The suggestion in the Matin that the German Emperor had
proposed to M. Pichon, when they met in England, the formation of a European Confederation was followed by a semi-official dementi on the Emperor's return to Berlin. The North German Gazette said :— " It is true that his Majesty expressed to the French Minister his confidence in the maintenance of European peace and his firm determination to do everything in his power to that end. The idea of tho formation of a European confederation of States was not a subject of conversation, and has not been taken into consideration by his Majesty?'
Yet the report in the Matin had been followed by a plentiful
crop of rumours, all marked by the familiar type of perfectly vague optimism, about a league of peace and disarmament.

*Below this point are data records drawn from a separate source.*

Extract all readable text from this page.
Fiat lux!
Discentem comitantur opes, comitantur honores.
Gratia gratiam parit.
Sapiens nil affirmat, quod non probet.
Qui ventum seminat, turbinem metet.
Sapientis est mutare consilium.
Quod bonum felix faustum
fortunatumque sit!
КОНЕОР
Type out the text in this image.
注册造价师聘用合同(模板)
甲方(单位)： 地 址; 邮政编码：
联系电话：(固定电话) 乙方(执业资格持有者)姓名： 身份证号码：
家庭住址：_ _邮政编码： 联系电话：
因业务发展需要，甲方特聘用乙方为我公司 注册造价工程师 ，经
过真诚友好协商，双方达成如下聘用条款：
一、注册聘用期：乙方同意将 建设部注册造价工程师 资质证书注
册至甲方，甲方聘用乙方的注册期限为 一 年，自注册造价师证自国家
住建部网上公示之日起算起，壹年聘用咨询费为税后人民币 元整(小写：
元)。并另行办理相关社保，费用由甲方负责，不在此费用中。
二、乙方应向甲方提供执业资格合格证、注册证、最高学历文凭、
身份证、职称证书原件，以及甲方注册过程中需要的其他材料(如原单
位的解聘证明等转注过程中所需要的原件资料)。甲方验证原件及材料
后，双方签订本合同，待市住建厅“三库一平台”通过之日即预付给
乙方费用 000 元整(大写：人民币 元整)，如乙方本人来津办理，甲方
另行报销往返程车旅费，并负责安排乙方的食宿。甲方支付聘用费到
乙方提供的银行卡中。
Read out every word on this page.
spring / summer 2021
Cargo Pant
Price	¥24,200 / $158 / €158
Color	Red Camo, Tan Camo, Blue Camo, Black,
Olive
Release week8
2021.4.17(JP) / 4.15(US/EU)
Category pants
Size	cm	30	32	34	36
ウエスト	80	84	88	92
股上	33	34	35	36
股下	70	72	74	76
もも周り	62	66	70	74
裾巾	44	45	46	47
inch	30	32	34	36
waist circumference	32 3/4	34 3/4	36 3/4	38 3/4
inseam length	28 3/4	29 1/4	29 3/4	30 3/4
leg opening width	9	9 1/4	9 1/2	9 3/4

It is astonishing to us that the clearly stated policy of Germany, who wants a more considerable Fleet, and has every right to build it, should be so frequently forgotten. From a great variety of German comment printed in the Daily Mail
on Thursday, we take the following from the Deutsche Tageszeitung as characteristic :-
" Germany controls a Fleet which is not nearly half as strong as the English Fleet, by which Germans have, for their part, never felt themselves oppressed. If the English want to bring about a change in the naval situation, let them, as the over- whelmingly superior party, take the lead."
Flom the German point of view that is surely unanswerable.